Para a infectologista pediátrica Glaucia Ferreira, que acompanha casos em Fortaleza, uma eventual subnotificação é um fator que precisa ser avaliado. "Inicialmente se pensava que era mais raro, mas temos achado que há um número maior que não está sendo diagnosticado", avalia.
Outra dúvida é como evoluirá a recuperação, afirma ela, que cita necessidade de acompanhamento com exames periódicos após a alta por causa de sintomas graves –caso de pacientes que tiveram insuficiência cardíaca, por exemplo.
O avanço de casos da Sim-P ocorre ao mesmo tempo que estados apontam envio irregular, pelo Ministério da Saúde, de imunoglobulina, indicada no tratamento de pacientes com imunodeficiências e outros quadros –como a Sim-P.
A situação tem levado estados a fazer remanejamentos entre municípios ou compras extras para evitar falta do produto, "mas grande parte delas sem sucesso, em virtude de problemas no mercado", diz em nota o Conass, conselho que representa secretarias de Saúde.
Segundo o conselho, o abastecimento irregular começou a ser registrado no final de 2019, quando contratos de compra do Ministério da Saúde foram suspensos por órgãos de controle.
O problema é confirmado por ao menos 11 estados ouvidos pela Folha.
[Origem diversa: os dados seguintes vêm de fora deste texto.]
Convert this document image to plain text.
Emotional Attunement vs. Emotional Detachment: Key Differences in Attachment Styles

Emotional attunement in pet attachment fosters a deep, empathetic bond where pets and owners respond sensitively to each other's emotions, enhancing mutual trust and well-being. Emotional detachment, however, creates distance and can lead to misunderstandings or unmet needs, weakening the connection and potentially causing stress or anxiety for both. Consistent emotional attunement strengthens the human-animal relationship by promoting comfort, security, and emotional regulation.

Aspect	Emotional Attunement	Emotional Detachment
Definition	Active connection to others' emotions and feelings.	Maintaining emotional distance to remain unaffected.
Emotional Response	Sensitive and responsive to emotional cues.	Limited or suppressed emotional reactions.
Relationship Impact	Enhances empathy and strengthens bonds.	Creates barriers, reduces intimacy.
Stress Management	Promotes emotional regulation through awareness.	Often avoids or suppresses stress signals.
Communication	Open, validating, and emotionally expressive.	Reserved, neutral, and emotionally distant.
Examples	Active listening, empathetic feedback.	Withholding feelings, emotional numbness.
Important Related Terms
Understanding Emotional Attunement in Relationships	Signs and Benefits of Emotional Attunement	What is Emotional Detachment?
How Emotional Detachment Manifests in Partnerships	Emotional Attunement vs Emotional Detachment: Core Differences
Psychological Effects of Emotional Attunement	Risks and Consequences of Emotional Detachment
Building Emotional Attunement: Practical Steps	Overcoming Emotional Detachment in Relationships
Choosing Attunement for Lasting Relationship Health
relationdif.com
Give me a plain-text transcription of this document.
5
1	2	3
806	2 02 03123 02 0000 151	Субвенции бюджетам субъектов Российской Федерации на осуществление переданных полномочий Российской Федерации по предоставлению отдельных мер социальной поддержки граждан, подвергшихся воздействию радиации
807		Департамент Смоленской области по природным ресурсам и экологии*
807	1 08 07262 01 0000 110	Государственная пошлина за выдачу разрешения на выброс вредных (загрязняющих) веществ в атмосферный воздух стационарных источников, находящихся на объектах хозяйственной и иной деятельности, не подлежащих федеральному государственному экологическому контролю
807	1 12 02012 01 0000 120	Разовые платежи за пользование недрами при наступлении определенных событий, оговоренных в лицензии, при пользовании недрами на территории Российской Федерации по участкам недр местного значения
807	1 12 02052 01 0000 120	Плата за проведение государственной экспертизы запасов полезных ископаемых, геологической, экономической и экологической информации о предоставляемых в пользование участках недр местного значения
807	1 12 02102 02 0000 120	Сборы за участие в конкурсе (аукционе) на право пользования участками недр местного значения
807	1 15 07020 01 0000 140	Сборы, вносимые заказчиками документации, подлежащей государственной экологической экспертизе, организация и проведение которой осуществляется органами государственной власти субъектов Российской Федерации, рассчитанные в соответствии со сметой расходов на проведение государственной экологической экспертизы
Entre eles, Minas Gerais e Maranhão dizem que estão sem estoques. Nos demais, os relatos são de baixos estoques e até falta pontuais.
Questionadas, secretarias de Saúde dizem que o problema ainda não afetou o tratamento da nova síndrome, mas o quadro é de alerta.
A Bahia, por exemplo, diz ter recebido só 30% do valor solicitado para o terceiro trimestre –e com atraso. Para o quarto trimestre, foram solicitados 2.463 frascos. Mas o Ministério da Saúde sinalizou a entrega de 190.
Situação semelhante é apontada por Pará, Santa Catarina e São Paulo, entre outros.
Procurado, o Ministério da Saúde diz que, "diante da pandemia da Covid-19, as empresas contratadas manifestaram dificuldades em cumprir o cronograma de entrega".
A pasta afirma que, na tentativa de evitar falta, finalizou uma compra emergencial de 50 mil unidades em 15 de setembro, com entregas parceladas de 10 mil unidades -a primeira ocorreu há três semanas e o volume tem sido distribuído. Uma outra compra está em andamento, informa.